(July 23, 2014 at 2:47 pm)alpha male Wrote: That's silly. If they were completely unaware of the concept of right and wrong as you suggest, they would have just eaten the fruit without the serpent's urging. One can have intellectual knowledge of a concept without having experiential knowledge of it.If they were used to doing as they were told, then it would not be surprising that they did not even consider partaking of the fruit until the serpent urged Eve to do so.

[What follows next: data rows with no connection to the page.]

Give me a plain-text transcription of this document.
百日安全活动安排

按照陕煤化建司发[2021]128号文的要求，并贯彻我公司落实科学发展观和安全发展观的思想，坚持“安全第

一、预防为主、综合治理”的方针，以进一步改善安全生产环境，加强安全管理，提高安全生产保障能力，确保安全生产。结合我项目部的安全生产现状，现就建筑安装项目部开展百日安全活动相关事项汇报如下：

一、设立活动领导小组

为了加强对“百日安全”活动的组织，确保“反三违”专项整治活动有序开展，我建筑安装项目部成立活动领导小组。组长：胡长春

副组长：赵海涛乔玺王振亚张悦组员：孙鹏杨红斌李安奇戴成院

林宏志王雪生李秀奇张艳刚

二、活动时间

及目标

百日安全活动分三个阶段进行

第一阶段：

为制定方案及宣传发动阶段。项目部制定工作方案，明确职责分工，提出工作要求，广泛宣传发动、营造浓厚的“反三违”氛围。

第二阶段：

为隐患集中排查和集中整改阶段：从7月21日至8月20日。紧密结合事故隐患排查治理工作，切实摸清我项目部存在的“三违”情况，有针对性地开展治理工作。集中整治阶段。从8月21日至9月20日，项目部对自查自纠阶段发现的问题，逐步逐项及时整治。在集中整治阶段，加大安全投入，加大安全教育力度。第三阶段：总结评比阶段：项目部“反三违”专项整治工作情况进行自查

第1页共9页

God warned Adam against eating of the fruit from the tree of knowledge, telling him that to do so would mean death. The serpent tells Eve that this won't happen, but that they'll gain additional insight. At this point the fruit of the tree becomes desirable to Eve, and she is able to convince Adam to eat as well.

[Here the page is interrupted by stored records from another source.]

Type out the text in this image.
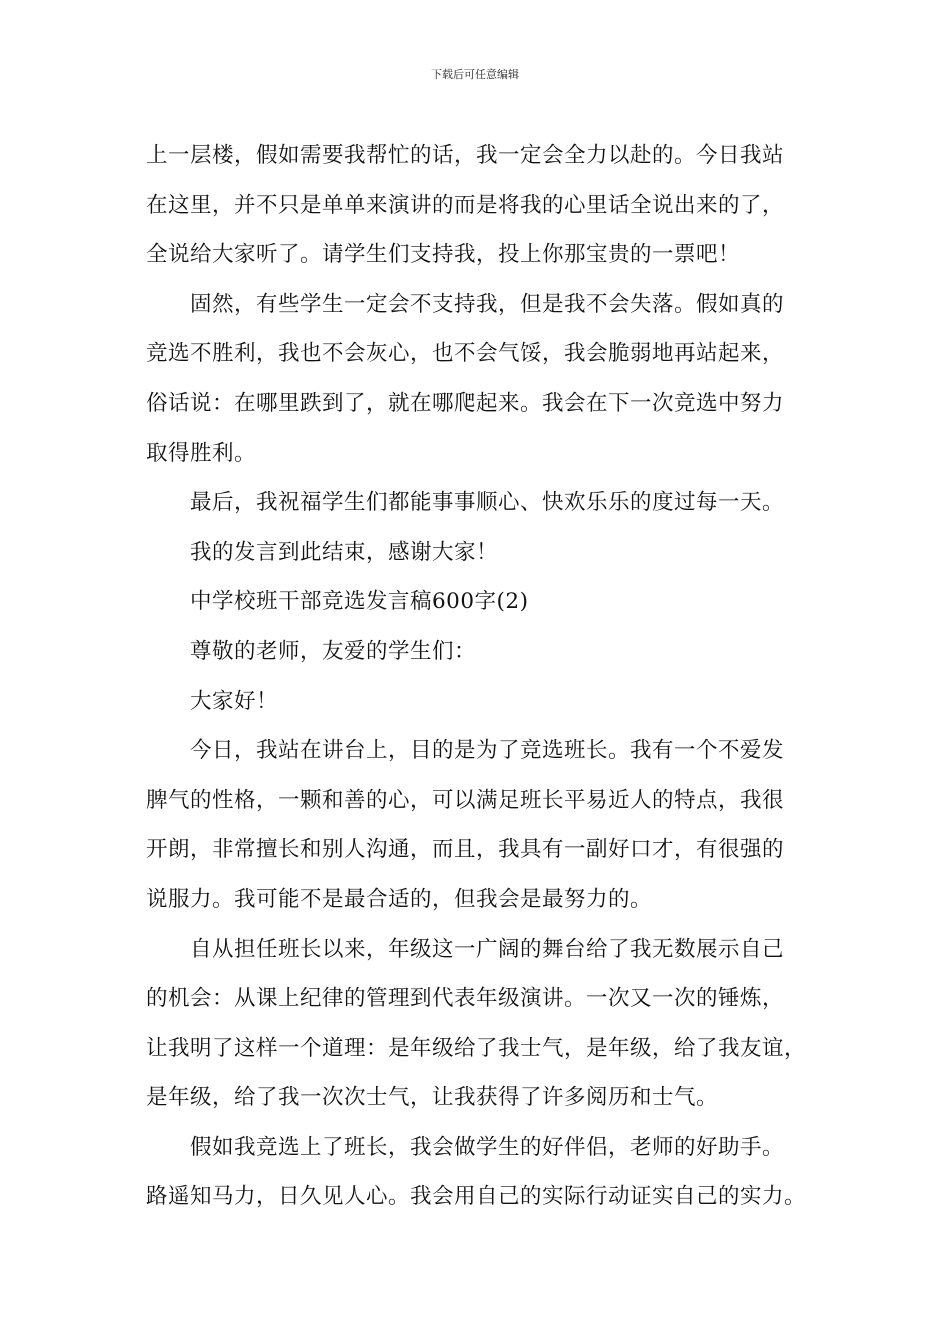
下载后可任意编辑
上一层楼，假如需要我帮忙的话，我一定会全力以赴的。今日我站
在这里，并不只是单单来演讲的而是将我的心里话全说出来的了，
全说给大家听了。请学生们支持我，投上你那宝贵的一票吧！
固然，有些学生一定会不支持我，但是我不会失落。假如真的
竞选不胜利，我也不会灰心，也不会气馁，我会脆弱地再站起来，
俗话说：在哪里跌到了，就在哪爬起来。我会在下一次竞选中努力
取得胜利。
最后，我祝福学生们都能事事顺心、快欢乐乐的度过每一天。
我的发言到此结束，感谢大家！
中学校班干部竞选发言稿600字(2)
尊敬的老师，友爱的学生们：
大家好！
今日，我站在讲台上，目的是为了竞选班长。我有一个不爱发
脾气的性格，一颗和善的心，可以满足班长平易近人的特点，我很
开朗，非常擅长和别人沟通，而且，我具有一副好口才，有很强的
说服力。我可能不是最合适的，但我会是最努力的。
自从担任班长以来，年级这一广阔的舞台给了我无数展示自己
的机会：从课上纪律的管理到代表年级演讲。一次又一次的锤炼，
让我明了这样一个道理：是年级给了我士气，是年级，给了我友谊，
是年级，给了我一次次士气，让我获得了许多阅历和士气。
假如我竞选上了班长，我会做学生的好伴侣，老师的好助手。
路遥知马力，日久见人心。我会用自己的实际行动证实自己的实力。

When god confronts them over their actions, their explanation amounts to "someone else told me to do this, so I did it." It fits the pattern-- the concept of obeying a command overrides everything else, because they do not have the judgment necessary to determine that an action is right or wrong. The lesson in Genesis is that only god can determine right and wrong, and he deserves unquestioning obedience... whether you understand his demands or not.

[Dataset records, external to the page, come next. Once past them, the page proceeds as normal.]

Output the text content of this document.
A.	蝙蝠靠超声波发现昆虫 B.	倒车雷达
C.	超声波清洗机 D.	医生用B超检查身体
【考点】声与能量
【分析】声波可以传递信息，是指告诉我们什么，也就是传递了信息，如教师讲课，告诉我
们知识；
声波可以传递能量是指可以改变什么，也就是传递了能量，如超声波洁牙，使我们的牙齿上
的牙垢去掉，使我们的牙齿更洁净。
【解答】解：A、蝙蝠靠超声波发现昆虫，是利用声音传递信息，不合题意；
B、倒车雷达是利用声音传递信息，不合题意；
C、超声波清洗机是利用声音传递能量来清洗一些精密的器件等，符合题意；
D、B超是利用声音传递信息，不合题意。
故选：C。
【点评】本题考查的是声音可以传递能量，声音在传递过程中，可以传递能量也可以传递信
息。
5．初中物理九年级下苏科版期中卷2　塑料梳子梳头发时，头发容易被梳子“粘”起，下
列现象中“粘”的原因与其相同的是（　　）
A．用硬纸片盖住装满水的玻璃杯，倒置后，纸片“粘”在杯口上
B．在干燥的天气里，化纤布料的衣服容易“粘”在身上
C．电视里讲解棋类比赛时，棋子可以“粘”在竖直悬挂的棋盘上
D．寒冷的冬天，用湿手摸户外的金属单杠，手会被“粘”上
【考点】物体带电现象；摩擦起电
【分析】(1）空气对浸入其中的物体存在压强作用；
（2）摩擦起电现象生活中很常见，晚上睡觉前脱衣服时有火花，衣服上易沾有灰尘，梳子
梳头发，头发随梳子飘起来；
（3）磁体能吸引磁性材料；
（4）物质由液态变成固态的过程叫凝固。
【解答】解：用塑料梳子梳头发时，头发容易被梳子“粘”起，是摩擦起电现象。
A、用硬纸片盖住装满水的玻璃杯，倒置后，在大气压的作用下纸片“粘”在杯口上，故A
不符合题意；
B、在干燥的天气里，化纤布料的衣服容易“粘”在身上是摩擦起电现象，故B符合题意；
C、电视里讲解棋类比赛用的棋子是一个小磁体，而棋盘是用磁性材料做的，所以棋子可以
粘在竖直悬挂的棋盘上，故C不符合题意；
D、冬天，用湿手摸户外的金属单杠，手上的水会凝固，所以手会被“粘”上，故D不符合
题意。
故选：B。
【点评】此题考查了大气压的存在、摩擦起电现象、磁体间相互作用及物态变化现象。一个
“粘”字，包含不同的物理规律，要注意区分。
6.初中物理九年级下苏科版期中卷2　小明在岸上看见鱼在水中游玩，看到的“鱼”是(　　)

"Well, evolution is a theory. It is also a fact. And facts and theories are different things, not rungs in a hierarchy of increasing certainty. Facts are the world's data. Theories are structures of ideas that explain and interpret facts. Facts don't go away when scientists debate rival theories to explain them. Einstein's theory of gravitation replaced Newton's in this century, but apples didn't suspend themselves in midair, pending the outcome. And humans evolved from ape- like ancestors whether they did so by Darwin's proposed mechanism or by some other yet to be discovered."